Films about genius musicians tend to have things in common: they often evolve around the tragic circumstances of their births, and the only escape and empowerment they attain from their desperate reality is music. You see that in the tale of Mozart in “Amadeus” and in “Shine,” where pianist David Helfgott slips into mental collapse at the peak of his career.
“For Horowitz” charts a similar plotline, named after the Russian pianist who earned incredible fame during his lifetime despite traumas in his personal life. The musician experienced chronic depression and underwent shock treatment to alter his homosexual orientation.
Yet the film lacks the epic spectacle that many musical dramas convey. In “For Horowitz,” it seems that the film has deliberately limited its potential to reach the standard of a lukewarm drama rather than pushing to the edge to become a musical epic.
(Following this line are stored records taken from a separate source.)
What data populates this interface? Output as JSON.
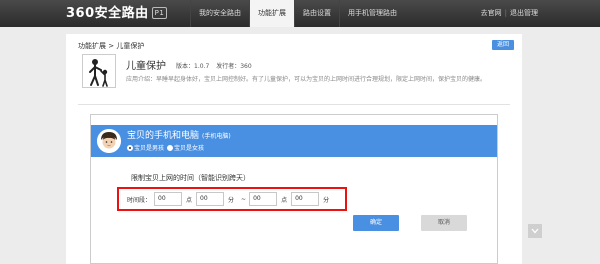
{
  "header": {
    "logo_text": "360安全路由",
    "logo_badge": "P1",
    "nav": [
      {
        "label": "我的安全路由",
        "active": false
      },
      {
        "label": "功能扩展",
        "active": true
      },
      {
        "label": "路由设置",
        "active": false
      },
      {
        "label": "用手机管理路由",
        "active": false
      }
    ],
    "links": {
      "official_site": "去官网",
      "separator": "|",
      "logout": "退出管理"
    }
  },
  "page": {
    "breadcrumb": "功能扩展 > 儿童保护",
    "back_label": "返回"
  },
  "app": {
    "icon": "child-protection-icon",
    "name": "儿童保护",
    "version": "版本：1.0.7",
    "publisher": "发行者：360",
    "description": "应用介绍：早睡早起身体好，宝贝上网控制好。有了儿童保护，可以为宝贝的上网时间进行合理规划，限定上网时间，保护宝贝的健康。"
  },
  "device": {
    "name": "宝贝的手机和电脑",
    "type": "(手机电脑)",
    "options": [
      {
        "label": "宝贝是男孩",
        "selected": true
      },
      {
        "label": "宝贝是女孩",
        "selected": false
      }
    ]
  },
  "limit": {
    "title": "限制宝贝上网的时间（智能识别跨天）",
    "time_label": "时间段：",
    "start_hour": "00",
    "start_minute": "00",
    "end_hour": "00",
    "end_minute": "00",
    "hour_unit": "点",
    "minute_unit": "分",
    "tilde": "~"
  },
  "actions": {
    "confirm": "确定",
    "cancel": "取消"
  },
  "colors": {
    "accent": "#4a90e2",
    "highlight_border": "#e11111",
    "topbar": "#2b2b2b"
  }
}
Strangely, the story has fallen flat, largely because it doesn’t pay enough attention to its choice of music at the film’s critical moments.
Even when Gyung-min, who did indeed grow up to become a celebrity pianist, plays Rachmaninov’s Piano Concerto No.2 during the final scene in his first reunion with his old piano teacher, the film misses the grandeur of Geoffrey Rush’s performance of Rachmaninoff’s Piano Concerto No. 3 from “Shine” or the desperation and helpless romanticism when Szpilman performs Chopin’s Ballade in G minor before a German officer in the attic of a rundown building in Roman Polanski’s “The Pianist.”
For an industry reputed for parading snobbery, the film makes a fair statement about the social reality of musicians. Yet if the central fascination of musical dramas lies in dramatic tensions that arise from the helpless tragedy of life and the transcendent beauty of music, “For Horowitz” fails to reflect on both.